I don't know why I'm writing. I never know why, or when it started. I suppose I could just not write…but that would hurt more than this. I don't know. The older girl I'm with asked me if I'd ever read this journal. No, no I hadn't. I still haven't. Why haven't I? It's a big deal to me and I don't understand why. It's good, I mean, I was asked three sleeps ago to read this and I still remember that I have to. It has to be important it has to. Doesn't it?
Why else would I remember? I've got questions buzzing in my head and my memory is working. It scares me. I don't have any recollections of remembering anything before and I'm terrified. Think about this, what if you could never remember anything and everyone gets mad at you for it. Now suddenly something is stuck. Absolutely stuck in your head. I know that I need to read this but I find two problems there.
One: I would have to stop writing and what will I miss if I do? And
Two: Once I read it, will I remember something again?
Silly? Yes. Stupid? Most likely. I'm horrified at remembering something and I'm afraid to lose it. I won't remember if I read this and that scares me worse than the first.
That last lines triggered something.
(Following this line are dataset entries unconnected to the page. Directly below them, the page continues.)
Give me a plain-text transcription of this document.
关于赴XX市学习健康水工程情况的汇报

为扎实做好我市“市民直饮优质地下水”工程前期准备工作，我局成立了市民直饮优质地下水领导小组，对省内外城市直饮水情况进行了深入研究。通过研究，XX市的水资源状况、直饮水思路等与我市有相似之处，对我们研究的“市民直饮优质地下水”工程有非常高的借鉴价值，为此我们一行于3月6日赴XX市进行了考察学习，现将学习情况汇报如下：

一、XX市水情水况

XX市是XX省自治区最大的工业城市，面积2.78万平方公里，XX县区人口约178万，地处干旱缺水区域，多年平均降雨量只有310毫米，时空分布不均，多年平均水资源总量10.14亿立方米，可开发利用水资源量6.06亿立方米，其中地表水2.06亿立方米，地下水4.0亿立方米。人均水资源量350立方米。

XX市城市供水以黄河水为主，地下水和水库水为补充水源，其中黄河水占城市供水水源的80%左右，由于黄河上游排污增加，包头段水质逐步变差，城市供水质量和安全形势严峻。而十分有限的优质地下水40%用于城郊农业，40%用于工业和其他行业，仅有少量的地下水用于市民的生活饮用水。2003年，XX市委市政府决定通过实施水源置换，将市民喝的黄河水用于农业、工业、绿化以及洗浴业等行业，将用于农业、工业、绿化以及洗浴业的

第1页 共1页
I don't know what but it's stirring. A girl named…Natalie, Julie…no, um, Keri? What's her name? She does something that has to do with that rhyme…I want to slam my head into something. How can I remember something so trivial as reading my journal when this girl is a major person in my life? Who is she? I should ask the little one.
Sunny looked up in time to see Klaus stand up; he looked confused and wondered over.
"Um…little one?"
"Sunny." She replied. It was to simple, she'd done this to often.
"Right. Sunny." He wrote her name in his book and looked up again. "Does this line make you think of anyone?" Sunny squinted at her brother's fancy writing and read the line.
"Scares me worse than the first?" She looked at him quizzically. Why was he asking her?
"Yes, does any one you know come to mind? I mean," He stumbled over his words, "Someone that I knew before…whatever happened to me happened." He finished lamely. Sunny stared in wide-eyed wonder. That was a sign. If there ever was a happier moment with her brother, Sunny couldn't remember it.
"Yes Klaus, it does." Of course Isadora would make him think! They were in item according to Violet. "Her name's Isadora," Sunny started slowly, "You and her dated." Sunny watched her brother's face for a look of comprehension.
"Like the dancer?" He asked scribbling something down. Sunny brightened even more.
"Yes." Could he remember others? She thought hard. "Klaus when I mention Edison, does any one come to mind?" And for the first time Klaus' frenzied writing stopped completely. He had never stopped writing before. He wrote in tell he passed out from fatigue and then would wake up, read the first line and turn to a blank page.
Sunny watched as Violet looked up. Without his writing the room seemed silent.
"Yes," He said sounding like he was just waking up, "Some other girl…someone…close?" He sounded hopeful.
"Yes." It was Violet who spoke. It was like Sunny was now deaf. Nothing in the room stirred and for a moment her brother seemed like a tangible person. Then Klaus looked around and seemed surprised by what he was holding. Opening the book Klaus read, then turned to a blank page. Then paused.
"Have I already started writing for the day?" Sunny nodded mutely. "Right." Turned back to the previous page and read. He then started at the beginning and read.
This could be good Sunny thought. This could be very good.